Sometimes I get recalled for these parts. Sometimes they even call the next day to check I’m still available.
But as predictably as the sun coming up every day they will ultimately pick people who look more generically “oriental” than me. Once upon a time, before they cottoned on that this actually sounds a bit dubious, they used to actually tell my agent they didn’t think I “looked Chinese/Japanese/Korean/Indonesian enough”. One casting director once told my then agent “they specifically do not want any Eurasians”.
I worked out recently that I’m probably fourth or fifth choice middle-aged Chinese actor. Of course it’s absolutely possible that those four or five ahead of me are far better, more gifted and more naturally charismatic performers than I am, but after 20-odd years and the amount of theatre I’ve done it’s a surreal state of affairs to be in an ethnic-specific (but paradoxically not terribly specific) pecking order and it quite literally fucks with my mental health.
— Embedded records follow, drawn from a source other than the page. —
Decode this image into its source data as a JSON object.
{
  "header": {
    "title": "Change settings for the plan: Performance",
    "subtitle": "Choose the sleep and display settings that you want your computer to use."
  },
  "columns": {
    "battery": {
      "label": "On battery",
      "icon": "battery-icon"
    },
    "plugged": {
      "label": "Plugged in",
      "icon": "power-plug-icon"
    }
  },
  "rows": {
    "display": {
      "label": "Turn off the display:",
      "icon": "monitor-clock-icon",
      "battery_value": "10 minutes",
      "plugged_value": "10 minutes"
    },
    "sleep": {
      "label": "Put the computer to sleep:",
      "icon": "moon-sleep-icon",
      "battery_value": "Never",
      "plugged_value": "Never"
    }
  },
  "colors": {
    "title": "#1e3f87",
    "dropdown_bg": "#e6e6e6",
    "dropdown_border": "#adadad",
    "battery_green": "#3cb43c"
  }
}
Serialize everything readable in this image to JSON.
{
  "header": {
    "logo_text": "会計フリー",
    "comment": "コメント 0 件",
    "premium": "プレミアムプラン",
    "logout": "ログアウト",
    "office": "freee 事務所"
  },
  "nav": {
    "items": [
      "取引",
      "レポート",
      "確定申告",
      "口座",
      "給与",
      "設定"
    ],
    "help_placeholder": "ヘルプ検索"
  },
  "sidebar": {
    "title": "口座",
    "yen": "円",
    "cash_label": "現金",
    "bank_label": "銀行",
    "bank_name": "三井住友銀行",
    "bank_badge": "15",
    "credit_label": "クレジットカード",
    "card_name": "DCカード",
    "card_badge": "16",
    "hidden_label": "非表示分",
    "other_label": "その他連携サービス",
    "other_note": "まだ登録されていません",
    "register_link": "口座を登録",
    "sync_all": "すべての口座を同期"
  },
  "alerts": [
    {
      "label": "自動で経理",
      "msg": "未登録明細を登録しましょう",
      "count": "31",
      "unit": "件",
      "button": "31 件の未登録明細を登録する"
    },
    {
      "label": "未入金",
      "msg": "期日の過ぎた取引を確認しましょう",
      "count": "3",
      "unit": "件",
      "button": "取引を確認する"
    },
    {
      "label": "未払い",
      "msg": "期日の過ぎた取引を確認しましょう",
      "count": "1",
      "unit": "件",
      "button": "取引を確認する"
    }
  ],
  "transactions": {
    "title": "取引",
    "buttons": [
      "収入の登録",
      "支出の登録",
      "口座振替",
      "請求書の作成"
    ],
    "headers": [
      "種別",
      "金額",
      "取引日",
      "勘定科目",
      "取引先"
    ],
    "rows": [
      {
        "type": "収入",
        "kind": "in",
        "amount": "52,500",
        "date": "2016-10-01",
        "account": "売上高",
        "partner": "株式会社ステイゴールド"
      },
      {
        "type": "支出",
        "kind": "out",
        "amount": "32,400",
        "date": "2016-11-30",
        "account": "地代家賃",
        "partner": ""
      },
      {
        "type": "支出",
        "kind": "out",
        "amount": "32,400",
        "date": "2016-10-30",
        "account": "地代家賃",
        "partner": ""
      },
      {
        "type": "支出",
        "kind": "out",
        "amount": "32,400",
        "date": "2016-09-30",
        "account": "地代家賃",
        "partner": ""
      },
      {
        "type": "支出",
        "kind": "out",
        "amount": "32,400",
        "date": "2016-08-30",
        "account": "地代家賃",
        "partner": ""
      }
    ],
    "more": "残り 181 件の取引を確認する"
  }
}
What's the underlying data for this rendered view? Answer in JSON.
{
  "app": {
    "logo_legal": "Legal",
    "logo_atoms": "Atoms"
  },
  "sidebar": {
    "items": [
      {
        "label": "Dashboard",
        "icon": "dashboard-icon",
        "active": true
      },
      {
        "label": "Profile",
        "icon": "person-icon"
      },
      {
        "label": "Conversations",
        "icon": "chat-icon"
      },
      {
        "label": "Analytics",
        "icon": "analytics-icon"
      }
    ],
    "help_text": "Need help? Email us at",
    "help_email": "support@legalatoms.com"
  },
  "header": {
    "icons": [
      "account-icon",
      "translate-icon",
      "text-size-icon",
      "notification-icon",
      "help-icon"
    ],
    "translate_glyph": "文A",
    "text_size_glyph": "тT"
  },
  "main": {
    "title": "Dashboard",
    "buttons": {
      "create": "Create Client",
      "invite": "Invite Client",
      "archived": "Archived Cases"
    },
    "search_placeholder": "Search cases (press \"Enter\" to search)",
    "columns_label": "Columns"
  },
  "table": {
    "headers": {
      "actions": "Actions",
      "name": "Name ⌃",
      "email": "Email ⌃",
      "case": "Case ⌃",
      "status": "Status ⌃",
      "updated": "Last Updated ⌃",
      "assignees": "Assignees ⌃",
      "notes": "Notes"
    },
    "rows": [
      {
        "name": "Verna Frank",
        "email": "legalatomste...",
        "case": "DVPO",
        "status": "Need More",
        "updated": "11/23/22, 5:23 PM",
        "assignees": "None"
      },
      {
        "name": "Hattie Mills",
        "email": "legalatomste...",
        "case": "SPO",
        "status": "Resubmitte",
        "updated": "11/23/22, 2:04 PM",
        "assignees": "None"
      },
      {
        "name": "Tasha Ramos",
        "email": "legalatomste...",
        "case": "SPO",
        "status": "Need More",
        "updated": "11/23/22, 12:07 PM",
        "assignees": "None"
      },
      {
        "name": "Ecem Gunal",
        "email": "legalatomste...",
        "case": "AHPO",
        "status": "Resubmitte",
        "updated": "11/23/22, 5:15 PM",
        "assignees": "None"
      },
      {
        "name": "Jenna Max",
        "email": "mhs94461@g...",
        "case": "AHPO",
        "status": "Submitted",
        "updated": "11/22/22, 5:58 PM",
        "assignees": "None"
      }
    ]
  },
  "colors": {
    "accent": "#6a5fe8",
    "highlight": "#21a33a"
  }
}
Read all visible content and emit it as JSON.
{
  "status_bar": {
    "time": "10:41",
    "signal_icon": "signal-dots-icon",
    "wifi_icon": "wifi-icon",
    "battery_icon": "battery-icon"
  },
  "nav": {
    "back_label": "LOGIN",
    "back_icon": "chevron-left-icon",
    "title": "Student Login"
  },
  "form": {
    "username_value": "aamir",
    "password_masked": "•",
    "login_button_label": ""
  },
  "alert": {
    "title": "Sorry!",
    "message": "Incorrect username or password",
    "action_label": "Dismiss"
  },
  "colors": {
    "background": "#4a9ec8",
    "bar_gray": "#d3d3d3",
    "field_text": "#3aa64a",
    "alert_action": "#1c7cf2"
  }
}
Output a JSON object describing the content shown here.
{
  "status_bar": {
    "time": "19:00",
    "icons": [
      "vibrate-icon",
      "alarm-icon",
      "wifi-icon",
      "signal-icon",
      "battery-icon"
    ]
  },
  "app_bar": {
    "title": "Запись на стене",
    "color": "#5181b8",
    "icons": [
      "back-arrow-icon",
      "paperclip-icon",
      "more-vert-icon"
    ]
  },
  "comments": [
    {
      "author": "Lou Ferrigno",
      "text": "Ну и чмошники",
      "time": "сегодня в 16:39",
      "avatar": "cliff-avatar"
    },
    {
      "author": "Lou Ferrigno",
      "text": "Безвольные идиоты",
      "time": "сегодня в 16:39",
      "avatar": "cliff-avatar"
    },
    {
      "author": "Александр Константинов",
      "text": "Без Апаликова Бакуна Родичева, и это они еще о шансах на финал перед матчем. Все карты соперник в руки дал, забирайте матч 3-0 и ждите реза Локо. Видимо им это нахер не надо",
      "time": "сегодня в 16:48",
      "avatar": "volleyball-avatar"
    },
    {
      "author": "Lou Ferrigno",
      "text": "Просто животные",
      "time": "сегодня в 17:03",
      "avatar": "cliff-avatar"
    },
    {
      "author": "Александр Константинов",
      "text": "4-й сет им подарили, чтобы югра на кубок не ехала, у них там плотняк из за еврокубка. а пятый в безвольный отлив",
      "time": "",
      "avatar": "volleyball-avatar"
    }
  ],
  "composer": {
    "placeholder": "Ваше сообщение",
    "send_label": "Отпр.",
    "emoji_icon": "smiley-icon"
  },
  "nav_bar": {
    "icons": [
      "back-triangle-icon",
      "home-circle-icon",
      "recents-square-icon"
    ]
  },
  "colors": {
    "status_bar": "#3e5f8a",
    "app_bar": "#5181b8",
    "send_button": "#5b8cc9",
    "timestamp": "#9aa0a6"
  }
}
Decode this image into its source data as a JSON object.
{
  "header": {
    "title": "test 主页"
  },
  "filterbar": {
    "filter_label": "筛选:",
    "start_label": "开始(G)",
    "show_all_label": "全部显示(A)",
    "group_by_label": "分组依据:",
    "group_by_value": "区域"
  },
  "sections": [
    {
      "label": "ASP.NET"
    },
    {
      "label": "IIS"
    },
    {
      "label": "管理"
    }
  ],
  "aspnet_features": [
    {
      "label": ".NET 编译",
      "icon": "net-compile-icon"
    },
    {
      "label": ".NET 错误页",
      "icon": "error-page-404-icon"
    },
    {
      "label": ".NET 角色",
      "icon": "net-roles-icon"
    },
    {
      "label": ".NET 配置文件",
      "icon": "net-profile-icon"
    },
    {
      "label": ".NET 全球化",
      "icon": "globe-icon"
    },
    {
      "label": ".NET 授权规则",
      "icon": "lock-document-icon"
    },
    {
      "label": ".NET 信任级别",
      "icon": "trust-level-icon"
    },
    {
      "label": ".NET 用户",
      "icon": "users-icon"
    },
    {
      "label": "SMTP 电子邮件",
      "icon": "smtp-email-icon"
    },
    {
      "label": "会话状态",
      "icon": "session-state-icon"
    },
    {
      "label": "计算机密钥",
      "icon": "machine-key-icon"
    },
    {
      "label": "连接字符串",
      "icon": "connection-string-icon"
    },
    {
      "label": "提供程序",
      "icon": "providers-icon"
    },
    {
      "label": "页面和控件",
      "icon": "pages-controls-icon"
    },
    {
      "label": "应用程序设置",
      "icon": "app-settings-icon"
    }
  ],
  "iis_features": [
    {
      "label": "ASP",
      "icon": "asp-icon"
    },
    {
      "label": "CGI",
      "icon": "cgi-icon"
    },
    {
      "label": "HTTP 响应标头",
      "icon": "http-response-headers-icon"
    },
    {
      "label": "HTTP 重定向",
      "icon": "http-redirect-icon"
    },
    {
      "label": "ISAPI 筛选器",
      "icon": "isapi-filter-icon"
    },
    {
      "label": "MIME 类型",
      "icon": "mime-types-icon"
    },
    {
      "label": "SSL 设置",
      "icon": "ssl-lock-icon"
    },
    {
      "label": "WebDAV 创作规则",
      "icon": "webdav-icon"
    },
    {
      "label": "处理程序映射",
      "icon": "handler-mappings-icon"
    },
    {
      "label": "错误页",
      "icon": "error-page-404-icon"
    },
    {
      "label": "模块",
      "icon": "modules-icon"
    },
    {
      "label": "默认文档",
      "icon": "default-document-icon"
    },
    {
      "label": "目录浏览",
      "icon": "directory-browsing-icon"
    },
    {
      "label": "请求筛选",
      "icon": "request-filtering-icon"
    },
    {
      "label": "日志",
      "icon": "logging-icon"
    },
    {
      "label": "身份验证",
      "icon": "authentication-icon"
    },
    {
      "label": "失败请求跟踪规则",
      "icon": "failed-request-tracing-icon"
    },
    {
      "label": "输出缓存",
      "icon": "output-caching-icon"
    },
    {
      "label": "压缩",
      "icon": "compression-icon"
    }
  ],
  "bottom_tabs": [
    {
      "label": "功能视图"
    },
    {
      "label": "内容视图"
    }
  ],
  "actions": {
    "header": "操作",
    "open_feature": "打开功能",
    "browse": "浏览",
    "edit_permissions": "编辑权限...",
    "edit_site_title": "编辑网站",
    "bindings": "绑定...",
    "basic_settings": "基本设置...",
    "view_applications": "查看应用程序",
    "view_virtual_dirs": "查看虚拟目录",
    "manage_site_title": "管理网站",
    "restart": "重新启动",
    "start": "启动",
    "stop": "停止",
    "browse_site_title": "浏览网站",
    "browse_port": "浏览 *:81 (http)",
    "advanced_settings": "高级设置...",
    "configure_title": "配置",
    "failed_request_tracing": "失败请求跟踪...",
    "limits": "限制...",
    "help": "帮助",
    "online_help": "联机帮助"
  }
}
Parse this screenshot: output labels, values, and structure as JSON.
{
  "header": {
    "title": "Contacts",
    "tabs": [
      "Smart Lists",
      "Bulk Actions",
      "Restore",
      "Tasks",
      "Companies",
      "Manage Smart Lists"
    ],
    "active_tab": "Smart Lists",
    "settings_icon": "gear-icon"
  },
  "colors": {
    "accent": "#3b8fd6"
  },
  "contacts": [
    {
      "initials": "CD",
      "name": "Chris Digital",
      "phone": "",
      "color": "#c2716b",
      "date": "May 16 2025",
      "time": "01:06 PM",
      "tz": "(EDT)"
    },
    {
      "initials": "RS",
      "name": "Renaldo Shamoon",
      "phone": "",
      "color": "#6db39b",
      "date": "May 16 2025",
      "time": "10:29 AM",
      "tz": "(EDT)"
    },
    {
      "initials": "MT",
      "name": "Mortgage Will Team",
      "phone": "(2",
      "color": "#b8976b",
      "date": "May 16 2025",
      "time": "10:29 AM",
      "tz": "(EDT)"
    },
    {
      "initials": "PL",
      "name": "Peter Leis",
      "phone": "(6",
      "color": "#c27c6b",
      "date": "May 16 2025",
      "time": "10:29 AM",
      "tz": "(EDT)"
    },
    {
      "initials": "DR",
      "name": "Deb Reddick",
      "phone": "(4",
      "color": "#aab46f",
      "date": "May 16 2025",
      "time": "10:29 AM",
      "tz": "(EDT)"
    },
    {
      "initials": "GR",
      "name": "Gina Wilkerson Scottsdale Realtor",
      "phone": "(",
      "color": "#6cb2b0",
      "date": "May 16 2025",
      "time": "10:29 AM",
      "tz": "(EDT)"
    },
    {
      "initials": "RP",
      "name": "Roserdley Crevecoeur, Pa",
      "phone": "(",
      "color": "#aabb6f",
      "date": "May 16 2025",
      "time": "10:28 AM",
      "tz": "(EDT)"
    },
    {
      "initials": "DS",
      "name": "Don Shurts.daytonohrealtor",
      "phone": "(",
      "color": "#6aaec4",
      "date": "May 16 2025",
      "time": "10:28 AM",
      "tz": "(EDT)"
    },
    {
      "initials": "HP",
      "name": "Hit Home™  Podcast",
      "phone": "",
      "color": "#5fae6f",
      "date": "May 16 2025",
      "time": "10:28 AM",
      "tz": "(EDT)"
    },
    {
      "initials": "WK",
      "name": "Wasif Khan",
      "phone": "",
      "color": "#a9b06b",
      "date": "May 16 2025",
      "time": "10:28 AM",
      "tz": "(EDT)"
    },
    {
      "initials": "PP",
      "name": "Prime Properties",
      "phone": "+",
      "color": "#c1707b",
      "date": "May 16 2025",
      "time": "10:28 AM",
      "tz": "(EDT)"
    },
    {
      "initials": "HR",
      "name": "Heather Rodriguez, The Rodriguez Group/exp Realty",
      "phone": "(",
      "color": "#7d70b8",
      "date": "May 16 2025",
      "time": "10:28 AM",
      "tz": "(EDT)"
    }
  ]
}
So I’m not going any more. No more Mr. Chows or Chongs. No more ludicrous questions at castings about my “background”. No more picking about my “accent” (one BBC producer literally complained to my agent once about my lack of Chinese accent or “larger than life” orientalist qualities). No more worried looks when I sit in front of the camera.
Of course, this probably means I’ll go from 2 or 3 TV castings a year to none and, realistically, in today’s theatre “economy” that’ll mean I can’t do theatre either (because you have to be on TV to do theatre these days) but WTF, I’ll just have to get on with my own stuff. It’s a minor miracle I’ve ever done any acting at all, frankly.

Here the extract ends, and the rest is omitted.